I wasn't familiar with the name Damon Runyon, but the language in Deadboy reminded me of Guys & Dolls, which
makes sense, as it turns out that Guys & Dolls is based on two of Runyon's
short stories. (Feel free to laugh at me, but as I've mentioned elsewhere, the embarrassing gaps
in my education occasionally reveal themselves.)
The imagery I associate
with the story is that of the Running Man, an animated short about a race driver who dies on the track, but continues on Flying
Dutchman-like after his death.
(Here's a link if you want to watch it)
The fact that Zelazny deliberately emulated
another author's characteristic style reminds me of Naked Matador, which was
written after the fashion of Hemingway's prose and which I also happen
to like. It also reminds me of Chris DeVito's Anise, because the word Deadboy
makes me think of the artificially sustained humans.

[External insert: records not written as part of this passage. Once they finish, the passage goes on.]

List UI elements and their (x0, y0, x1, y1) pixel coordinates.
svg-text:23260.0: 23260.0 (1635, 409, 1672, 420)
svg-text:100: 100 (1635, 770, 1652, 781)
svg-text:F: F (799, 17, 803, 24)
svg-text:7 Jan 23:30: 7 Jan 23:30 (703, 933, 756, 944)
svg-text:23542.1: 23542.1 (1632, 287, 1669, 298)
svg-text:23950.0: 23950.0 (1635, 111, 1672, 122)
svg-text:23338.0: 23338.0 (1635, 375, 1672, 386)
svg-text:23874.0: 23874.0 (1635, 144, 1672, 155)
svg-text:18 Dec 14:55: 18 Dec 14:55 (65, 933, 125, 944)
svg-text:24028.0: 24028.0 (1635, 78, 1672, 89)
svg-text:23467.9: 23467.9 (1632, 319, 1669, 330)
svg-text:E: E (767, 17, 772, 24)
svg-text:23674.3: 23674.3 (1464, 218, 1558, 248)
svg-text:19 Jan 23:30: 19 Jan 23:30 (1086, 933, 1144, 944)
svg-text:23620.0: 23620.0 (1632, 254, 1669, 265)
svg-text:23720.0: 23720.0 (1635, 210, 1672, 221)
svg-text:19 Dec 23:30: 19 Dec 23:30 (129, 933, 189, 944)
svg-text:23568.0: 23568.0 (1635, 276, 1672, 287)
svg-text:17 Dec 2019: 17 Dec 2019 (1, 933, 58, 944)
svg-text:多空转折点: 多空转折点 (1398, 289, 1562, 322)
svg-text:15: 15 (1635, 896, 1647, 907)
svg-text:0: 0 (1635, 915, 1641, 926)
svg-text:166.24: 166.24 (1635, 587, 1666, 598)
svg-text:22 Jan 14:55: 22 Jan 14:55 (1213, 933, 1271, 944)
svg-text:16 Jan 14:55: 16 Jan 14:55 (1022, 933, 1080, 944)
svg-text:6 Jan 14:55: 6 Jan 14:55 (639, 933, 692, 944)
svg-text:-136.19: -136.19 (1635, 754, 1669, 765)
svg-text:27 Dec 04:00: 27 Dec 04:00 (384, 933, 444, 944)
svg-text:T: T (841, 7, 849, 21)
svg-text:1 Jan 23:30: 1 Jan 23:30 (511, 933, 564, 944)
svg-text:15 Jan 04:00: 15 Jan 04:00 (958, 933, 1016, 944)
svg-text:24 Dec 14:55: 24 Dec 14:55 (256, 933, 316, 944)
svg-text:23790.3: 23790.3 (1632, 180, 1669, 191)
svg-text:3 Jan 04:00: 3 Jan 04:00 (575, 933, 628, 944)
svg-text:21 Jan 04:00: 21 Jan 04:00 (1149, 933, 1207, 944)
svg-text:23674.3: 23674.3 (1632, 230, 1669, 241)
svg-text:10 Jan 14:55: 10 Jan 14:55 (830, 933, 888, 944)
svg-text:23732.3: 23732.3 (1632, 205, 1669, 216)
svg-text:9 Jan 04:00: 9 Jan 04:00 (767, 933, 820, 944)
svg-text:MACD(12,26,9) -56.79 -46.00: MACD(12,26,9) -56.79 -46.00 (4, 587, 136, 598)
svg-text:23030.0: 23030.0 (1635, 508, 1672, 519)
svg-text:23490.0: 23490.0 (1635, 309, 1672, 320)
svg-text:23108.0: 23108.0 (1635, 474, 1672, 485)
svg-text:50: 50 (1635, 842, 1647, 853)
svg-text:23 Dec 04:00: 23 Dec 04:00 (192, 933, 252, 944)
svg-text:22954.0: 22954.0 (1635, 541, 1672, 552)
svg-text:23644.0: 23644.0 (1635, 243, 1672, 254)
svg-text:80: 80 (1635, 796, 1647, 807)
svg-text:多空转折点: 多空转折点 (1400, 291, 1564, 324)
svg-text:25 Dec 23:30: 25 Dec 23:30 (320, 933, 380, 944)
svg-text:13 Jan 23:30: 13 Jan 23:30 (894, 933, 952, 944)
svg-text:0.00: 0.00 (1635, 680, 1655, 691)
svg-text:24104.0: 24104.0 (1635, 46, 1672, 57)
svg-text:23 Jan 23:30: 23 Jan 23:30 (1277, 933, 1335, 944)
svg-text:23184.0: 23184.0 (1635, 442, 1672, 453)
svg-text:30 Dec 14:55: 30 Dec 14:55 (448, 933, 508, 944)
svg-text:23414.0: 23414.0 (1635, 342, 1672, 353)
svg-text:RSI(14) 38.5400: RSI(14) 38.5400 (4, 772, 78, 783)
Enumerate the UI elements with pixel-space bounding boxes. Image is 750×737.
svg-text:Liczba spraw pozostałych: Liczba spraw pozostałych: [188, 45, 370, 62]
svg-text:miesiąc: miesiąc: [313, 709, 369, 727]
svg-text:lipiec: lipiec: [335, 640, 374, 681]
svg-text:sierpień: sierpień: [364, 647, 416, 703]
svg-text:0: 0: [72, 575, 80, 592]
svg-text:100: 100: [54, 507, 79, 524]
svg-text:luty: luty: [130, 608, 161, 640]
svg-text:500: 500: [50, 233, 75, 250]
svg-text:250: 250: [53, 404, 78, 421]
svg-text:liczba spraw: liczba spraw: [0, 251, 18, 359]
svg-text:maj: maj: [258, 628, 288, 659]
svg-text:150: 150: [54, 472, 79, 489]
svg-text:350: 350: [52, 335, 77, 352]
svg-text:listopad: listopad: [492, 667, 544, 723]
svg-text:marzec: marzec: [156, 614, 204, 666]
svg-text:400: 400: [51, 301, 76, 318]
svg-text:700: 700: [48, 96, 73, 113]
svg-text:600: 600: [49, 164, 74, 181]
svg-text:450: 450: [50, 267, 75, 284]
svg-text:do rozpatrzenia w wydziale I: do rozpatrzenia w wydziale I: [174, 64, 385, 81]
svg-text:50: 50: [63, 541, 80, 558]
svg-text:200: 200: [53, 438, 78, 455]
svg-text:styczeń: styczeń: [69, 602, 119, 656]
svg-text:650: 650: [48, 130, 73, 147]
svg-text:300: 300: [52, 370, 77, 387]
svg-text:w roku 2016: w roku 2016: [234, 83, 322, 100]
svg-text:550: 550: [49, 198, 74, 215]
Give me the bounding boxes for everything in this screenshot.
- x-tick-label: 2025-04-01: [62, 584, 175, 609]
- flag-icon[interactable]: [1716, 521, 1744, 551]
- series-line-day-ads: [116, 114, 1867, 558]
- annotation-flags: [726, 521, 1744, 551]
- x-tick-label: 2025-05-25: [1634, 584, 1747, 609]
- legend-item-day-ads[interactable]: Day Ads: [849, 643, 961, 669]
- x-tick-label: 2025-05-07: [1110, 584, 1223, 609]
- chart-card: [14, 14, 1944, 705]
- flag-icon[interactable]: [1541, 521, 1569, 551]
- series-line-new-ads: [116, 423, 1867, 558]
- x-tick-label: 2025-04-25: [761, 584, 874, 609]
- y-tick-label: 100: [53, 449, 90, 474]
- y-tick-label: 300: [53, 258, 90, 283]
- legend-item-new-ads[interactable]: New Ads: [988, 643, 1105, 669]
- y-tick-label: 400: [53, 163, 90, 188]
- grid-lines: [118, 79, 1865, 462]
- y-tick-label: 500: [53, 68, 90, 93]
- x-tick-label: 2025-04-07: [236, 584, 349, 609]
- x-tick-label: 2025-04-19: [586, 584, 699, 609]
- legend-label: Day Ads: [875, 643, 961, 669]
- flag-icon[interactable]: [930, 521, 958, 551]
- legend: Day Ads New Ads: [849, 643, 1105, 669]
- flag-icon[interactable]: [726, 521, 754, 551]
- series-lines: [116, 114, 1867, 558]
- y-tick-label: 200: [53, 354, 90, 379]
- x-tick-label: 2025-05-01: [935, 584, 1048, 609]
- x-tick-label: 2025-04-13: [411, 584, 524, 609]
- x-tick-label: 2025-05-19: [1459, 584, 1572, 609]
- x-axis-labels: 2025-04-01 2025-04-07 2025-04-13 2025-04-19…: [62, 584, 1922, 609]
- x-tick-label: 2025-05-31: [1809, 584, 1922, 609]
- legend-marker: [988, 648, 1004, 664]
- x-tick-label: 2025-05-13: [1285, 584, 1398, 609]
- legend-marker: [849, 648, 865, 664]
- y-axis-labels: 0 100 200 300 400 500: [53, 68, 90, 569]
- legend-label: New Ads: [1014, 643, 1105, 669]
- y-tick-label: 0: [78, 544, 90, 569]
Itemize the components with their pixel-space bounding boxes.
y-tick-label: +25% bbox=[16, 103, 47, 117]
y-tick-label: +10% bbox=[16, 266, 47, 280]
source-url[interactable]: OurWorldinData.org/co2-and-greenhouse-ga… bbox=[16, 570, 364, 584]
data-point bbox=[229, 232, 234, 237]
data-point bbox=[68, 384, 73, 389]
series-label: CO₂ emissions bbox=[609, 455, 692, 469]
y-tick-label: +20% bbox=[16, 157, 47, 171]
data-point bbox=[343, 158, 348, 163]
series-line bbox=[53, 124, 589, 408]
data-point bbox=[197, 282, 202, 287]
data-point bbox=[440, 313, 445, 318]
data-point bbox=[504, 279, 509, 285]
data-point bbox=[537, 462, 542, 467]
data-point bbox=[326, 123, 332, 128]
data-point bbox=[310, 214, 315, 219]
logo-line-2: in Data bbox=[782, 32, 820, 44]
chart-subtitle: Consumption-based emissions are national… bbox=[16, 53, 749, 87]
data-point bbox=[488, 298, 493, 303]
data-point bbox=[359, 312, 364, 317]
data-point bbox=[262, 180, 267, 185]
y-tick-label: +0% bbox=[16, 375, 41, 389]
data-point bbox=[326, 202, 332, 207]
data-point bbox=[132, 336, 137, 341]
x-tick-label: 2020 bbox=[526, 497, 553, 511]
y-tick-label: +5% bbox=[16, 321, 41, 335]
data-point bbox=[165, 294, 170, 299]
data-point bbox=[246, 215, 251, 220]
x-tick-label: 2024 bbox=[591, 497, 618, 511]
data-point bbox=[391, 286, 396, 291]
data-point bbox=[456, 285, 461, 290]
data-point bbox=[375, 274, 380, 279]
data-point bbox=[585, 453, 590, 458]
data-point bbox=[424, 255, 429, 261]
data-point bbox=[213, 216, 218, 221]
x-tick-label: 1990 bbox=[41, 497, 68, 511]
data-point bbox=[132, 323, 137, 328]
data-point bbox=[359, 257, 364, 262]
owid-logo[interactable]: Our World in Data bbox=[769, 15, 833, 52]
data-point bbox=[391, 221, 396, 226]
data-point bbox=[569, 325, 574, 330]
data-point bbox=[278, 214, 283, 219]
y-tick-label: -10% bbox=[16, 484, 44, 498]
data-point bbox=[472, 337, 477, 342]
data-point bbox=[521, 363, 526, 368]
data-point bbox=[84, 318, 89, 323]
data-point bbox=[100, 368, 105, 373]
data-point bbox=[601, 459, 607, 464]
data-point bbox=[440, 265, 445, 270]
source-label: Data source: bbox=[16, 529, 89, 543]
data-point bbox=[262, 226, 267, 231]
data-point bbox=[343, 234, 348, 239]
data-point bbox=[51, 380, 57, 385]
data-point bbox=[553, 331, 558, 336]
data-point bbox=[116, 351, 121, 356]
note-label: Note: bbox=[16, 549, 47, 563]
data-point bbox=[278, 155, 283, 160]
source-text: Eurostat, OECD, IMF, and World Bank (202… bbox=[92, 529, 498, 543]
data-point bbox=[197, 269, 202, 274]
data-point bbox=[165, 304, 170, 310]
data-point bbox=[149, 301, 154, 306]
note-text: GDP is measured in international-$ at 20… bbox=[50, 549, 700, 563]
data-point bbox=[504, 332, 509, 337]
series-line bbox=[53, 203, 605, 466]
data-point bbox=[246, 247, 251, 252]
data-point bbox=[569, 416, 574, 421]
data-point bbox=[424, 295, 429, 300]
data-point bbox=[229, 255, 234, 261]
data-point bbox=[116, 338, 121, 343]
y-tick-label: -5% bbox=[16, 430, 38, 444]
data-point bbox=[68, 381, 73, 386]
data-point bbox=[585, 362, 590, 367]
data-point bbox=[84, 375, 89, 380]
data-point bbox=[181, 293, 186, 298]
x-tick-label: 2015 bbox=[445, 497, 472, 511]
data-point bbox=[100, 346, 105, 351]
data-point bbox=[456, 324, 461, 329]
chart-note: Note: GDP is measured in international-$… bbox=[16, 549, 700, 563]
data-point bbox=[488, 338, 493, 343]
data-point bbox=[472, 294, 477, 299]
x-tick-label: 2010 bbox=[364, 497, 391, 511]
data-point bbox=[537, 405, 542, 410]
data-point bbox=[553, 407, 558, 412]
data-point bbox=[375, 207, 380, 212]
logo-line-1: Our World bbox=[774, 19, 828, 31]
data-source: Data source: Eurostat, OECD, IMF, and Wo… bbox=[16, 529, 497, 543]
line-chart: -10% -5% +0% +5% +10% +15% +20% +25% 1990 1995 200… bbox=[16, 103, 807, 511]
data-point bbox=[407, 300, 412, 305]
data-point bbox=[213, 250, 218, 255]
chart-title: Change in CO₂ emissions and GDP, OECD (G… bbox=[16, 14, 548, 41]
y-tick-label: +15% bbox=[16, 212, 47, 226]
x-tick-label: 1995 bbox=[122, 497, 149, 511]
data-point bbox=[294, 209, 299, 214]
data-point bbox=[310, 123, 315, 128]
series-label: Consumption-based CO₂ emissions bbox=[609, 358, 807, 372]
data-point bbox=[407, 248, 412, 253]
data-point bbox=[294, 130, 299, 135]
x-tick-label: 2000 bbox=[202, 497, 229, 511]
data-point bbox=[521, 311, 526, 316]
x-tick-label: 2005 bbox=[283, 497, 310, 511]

And the fourth thing the story
reminds me of is Ghost in the Shell, for reasons that should be obvious
to those familiar with it.
I think I'd still like the
story quite a bit even without all these pleasant associations. It tells
an interesting story, but the real joy is how he puts the words together
to tell it. Take the opening sentence.
I am standing in front of Vindy's
and cannot read the racing stix because of the brownout which is the worst
I can remember, when Crash Callahan comes by and the light is not so bad
that I cannot see the bulge beneath his racing jacket, a thing I suspect
to be malignant though not a tumor .
Nice. Punchy. Fun.
and "And I awaken,"
he tells me, "in this place which is like the inside of a videogame,
leading me to believe that I have passed on and the next world is a kind
of Cyberbia. There are all these algorithms putting the make on pixels,
and programs champing at bits and sub routines moving about in simpleminded,
reliable ways, as is their custom."
and "Then
several days pass, and the race is nigh, and Donner will not give me the
time of day if 6:47 will save my life,"
and "So I lay his bets and
I lay my bets and I await the race with the honest pleasure of a man who
knows that the fix is in."
You get the picture.
Deadboy Donner is a racing pilot
in Upper Manhattan who suffered some damage to his immune system during
a solar flare in a race two years ago. He doesn't have a lot of time left
to him, so he became a deadboy, spending most of the year on ice, and thawing
out only to participate in races.
Hey, come to think of it, now the
story reminds me of the Graveyard Heart!
But Donner is up and about earlier
than he should be, which intrigues our nameless narrator, because he's
got a lot of money riding on Donner winning the Filstone Cup. Donner is
acting very strange, and we soon learn it is because the AI that runs Upper
Manhattan told Donner it would see to it that that he would win the cup
if it could inhabit his body on alternate days. They would switch places
and Donner would see to the business of running Upper Manhattan while the
AI was in the flesh.
Donner turns out to have a knack
for the duties of the AI, which is more than can be said for the AI, which
gets his body into all sorts of trouble. When the AI refuses to return
the body, Donner hijacks the body of his competitor Crash Callahan in order
to track himself down in the physical world. "He finds them
there, but the AI departs by a side exit and leads him on a chase, both
of them careless of all bodies in the vicinity as they discharge with great
noise and small accuracy the weapons they have with them."
I especially liked that turn of
phrase.
There are one or two more twists,
but it's all explained in the denouement. It's not one of Zelazny's
all time great short stories like Divine Madness or Comes Now the Power,
but it is a fun, clever little tale. Nevertheless, I'm glad it's the only
one he wrote of its kind, because part of the appeal is the novelty.